Sport ist gesund, das weiß jeder. Forscher möchten eine Pille entwickeln, die zumindest teilweise die Wirkung von Bewegung hat. Sie haben vor allem Menschen im Auge, die sich nicht bewegen können. Für alle anderen ist Bewegung und Sport besser als irgendeine Tablette.

 

 

Medikamente könnten Bewegung simulieren

 

Bewegung beeinflusst den Stoffwechsel, das Herzkreislaufsystem, das Gehirn und die Leber positiv. Auch die Gesundheit von Muskeln und Knochen sind von Bewegung abhängig. Forscher verstehen immer besser, welche molekularen Mechanismen hinter der verbesserten Funktion des Körpers durch Sport stecken.

 

Verschiedene Laboratorien machten sich deshalb daran, eine "Bewegungspille" zu entwickeln, mit der ähnlich positive Auswirkungen zu erzielen sind wie mit Bewegung.
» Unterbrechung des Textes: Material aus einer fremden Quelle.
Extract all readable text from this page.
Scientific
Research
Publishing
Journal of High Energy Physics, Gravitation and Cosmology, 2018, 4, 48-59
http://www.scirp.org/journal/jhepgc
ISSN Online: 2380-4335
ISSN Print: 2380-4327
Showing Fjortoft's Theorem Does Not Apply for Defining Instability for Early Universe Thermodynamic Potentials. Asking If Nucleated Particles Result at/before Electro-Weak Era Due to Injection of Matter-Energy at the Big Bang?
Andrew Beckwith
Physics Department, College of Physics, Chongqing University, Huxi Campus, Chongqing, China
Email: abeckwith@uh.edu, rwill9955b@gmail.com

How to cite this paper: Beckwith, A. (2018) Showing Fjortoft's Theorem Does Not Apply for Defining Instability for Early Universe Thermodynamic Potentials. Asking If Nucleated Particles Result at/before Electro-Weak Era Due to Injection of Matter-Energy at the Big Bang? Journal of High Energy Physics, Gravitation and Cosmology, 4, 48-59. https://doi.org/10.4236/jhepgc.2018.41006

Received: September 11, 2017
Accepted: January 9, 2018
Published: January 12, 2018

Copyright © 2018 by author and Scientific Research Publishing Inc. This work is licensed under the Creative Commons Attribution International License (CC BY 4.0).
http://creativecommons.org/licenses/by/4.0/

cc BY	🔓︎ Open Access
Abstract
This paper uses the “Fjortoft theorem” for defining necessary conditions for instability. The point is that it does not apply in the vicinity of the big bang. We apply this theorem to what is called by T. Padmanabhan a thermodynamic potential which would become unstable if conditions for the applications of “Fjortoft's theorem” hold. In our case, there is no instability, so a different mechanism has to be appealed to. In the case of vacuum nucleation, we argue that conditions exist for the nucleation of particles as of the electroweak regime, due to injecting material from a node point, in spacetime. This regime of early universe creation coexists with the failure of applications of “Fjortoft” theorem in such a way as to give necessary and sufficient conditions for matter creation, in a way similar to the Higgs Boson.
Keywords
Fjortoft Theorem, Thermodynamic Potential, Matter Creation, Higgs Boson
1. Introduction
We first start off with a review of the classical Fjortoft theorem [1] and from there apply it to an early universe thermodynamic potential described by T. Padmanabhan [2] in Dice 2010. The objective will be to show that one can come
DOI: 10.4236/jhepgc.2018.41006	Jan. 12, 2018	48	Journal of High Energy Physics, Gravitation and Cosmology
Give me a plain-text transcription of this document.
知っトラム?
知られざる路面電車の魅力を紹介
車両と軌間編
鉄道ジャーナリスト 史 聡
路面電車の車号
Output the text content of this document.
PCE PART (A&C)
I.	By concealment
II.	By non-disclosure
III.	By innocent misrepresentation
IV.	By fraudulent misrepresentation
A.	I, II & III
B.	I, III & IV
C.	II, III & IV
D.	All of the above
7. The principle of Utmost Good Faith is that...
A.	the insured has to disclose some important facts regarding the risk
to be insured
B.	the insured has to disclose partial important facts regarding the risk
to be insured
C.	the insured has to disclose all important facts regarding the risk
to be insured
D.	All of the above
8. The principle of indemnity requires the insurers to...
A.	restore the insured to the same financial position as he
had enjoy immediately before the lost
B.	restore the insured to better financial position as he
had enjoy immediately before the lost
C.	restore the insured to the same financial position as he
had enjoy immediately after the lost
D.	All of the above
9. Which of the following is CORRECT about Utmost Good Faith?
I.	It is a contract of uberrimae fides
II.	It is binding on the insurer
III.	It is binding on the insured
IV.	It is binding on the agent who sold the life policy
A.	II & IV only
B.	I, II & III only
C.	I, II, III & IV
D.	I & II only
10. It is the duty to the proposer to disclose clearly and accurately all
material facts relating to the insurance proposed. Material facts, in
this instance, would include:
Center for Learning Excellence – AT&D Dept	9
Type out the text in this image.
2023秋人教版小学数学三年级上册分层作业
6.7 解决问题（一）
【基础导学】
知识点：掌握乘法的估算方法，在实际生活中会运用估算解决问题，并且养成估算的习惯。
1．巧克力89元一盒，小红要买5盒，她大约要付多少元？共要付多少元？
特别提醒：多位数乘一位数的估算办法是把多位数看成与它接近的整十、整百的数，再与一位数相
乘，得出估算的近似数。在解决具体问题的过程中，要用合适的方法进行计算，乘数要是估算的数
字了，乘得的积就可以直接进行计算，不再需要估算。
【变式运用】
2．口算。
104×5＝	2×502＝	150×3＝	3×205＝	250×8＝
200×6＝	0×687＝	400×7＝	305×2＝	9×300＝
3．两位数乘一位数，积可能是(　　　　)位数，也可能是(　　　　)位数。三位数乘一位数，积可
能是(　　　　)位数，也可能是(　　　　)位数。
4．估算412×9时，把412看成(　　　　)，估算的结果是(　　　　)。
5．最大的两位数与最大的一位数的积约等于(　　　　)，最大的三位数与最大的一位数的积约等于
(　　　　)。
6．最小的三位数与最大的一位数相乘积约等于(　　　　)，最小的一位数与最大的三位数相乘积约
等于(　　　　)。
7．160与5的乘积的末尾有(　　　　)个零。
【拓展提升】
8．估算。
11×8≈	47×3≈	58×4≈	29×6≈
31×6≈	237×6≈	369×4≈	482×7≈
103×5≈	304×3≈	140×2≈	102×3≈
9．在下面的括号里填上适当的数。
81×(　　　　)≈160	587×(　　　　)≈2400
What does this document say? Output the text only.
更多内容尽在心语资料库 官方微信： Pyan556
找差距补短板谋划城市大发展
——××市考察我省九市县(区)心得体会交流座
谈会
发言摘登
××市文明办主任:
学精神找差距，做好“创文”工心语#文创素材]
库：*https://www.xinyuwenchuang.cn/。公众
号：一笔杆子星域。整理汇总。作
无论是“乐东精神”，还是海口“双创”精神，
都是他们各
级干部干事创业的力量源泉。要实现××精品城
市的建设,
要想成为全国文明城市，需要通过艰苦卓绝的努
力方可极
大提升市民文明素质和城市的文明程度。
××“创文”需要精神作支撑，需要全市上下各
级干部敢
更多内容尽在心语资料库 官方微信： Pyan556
Sie testeten bereits Medikamente, die die Muskelzellen von Tieren ansteuern und die Muskelstärke und den Energieverbrauch verändern. Bislang ist Bewegung aber noch wirksamer als irgendeine Tablette.

 

 

Bewegung und Sport wertvoller als Medikamente

 

Zudem sind von körperlicher Bewegung mehr Vorteile zu erwarten, als dies mit einer Tablette je erreichbar wäre. Forscher untersuchten jetzt gegenwärtige Bemühungen zu einer "Bewegungspille", um einzuschätzen, ob solche Pillen in Zukunft therapeutisch eingesetzt werden könnten.

 

Tatsächlich halten sie das für möglich. Dies wären aber keine Medikamente, die Bewegung und Sport ersetzen sollten oder könnten. Bestimmte Patienten wie Rückenmarkverletzte, die gelähmt sind, könnten profitieren, da bei ihnen durch die fehlende Bewegung mit Gesundheitsstörungen zu rechnen ist.

 

Wichtig wäre, entwickelte Wirkstoffe hinsichtlich ihrer Nebenwirkungen genau zu untersuchen. Schützen müsste man solche Pillen möglicherweise auch vor Missbrauch. Die Forscher ziehen Vergleiche zum Doping. Noch steckt die Forschung zur Bewegungspille allerdings in den Kinderschuhen.

 

Ihre Untersuchung veröffentlichten die Wissenschaftler im Journal "Trends in Pharmacological Sciences".